Gary Rubinstein ponders the familiar phrases “poverty is not destiny” and “poverty is not an excuse.”

He understands that many poor students succeed in school, but most don’t.

The typical claim of the “reform” movement is that every student, regardless of poverty, would perform at high levels of proficiency if their teacher has high expectations or if they attended a “no-excuses” charter school.

Gary suggests it might be more fruitful to ask whether insufficient resources are destiny.

He writes:

A suburban school where the students don’t have to contend with so many out of school factors might not need very many resources for the majority of the students to be ‘college bound’ (assuming, for now, that this is a good goal to have). A school with a lot of poor students, though, might require extensive resources in order to get the majority of their students college bound.

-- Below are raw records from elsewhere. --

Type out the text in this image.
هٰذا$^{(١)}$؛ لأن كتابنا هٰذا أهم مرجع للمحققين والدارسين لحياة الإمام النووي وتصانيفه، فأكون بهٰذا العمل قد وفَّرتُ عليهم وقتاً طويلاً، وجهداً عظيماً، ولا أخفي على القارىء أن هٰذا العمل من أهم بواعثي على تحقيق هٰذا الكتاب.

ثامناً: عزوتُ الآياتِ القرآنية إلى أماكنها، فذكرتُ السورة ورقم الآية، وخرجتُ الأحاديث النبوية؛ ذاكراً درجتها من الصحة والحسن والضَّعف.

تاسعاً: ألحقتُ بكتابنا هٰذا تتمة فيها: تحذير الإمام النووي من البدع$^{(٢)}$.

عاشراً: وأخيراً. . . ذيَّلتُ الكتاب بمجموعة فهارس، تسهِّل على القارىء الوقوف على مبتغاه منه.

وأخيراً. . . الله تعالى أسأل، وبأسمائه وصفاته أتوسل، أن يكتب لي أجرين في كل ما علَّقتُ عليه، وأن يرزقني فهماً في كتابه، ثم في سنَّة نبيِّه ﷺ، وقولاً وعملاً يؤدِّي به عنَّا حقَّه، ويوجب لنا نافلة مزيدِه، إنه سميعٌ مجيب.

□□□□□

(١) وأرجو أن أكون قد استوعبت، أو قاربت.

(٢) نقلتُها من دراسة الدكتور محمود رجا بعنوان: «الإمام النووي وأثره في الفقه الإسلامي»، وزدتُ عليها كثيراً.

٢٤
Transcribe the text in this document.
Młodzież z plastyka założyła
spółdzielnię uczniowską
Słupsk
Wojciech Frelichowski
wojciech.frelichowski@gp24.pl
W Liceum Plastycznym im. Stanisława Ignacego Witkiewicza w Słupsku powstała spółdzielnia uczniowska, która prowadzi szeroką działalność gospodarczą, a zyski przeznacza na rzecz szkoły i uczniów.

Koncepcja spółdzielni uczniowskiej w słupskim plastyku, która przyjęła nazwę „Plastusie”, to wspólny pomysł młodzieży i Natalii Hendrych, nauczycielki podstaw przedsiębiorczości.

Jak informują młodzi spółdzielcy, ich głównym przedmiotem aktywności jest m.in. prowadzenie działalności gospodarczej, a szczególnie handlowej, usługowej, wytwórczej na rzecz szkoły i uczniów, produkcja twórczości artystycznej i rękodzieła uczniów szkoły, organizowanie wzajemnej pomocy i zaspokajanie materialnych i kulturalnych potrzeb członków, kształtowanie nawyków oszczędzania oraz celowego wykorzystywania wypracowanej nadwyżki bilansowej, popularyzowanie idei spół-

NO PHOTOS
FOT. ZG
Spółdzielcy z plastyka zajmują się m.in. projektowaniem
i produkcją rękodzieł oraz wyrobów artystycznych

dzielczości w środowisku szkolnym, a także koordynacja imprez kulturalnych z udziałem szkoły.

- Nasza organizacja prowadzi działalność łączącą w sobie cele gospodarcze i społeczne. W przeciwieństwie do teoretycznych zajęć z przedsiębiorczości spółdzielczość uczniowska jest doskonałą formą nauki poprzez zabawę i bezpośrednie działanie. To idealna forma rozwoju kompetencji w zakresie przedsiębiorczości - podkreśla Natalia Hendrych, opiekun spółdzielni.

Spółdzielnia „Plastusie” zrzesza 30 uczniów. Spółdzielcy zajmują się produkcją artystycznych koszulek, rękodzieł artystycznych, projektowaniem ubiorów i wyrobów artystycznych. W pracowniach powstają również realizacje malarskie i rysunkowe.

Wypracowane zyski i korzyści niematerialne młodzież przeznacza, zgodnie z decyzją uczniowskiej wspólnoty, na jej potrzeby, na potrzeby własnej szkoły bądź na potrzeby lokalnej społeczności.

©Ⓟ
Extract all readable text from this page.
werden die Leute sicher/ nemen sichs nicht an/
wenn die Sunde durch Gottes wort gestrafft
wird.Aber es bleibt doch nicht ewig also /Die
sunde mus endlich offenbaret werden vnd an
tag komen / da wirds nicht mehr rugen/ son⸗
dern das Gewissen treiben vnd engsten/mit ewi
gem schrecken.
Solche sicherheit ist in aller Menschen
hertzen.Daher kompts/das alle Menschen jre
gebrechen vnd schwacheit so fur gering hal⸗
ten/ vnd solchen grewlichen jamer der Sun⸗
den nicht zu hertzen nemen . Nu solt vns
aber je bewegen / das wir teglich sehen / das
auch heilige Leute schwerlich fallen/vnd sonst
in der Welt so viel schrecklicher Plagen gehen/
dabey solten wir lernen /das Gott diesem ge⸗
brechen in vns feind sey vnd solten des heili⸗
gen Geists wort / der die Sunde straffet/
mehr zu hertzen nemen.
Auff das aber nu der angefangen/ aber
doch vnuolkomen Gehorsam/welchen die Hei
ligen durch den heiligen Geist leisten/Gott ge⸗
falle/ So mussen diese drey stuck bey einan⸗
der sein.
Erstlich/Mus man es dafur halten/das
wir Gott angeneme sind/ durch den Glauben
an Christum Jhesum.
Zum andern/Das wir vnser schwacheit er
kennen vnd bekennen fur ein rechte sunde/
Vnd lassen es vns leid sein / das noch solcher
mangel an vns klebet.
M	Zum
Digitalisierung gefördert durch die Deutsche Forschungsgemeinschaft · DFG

They might need an army of nurses, social workers, mental health experts, and more. Either school if not provided with sufficient resources is going to ‘fail’ to get the students to be college bound. But the suburban school, not needing as many resources, is likely to have a sufficient amount, while the urban school, since it needs more, is unlikely to get the resources it needs.

Reformers like to point to schools like KIPP or Eva Moskowitz’s charters to say that they don’t spend more than regular public schools.

But, says Gary, that’s not true. They do spend more, and they don’t have to accept every student who walks in the door, and they do have higher attrition rates than public schools.

Maybe we have to change our spending priorities if we want to be sure that “poverty is not destiny.”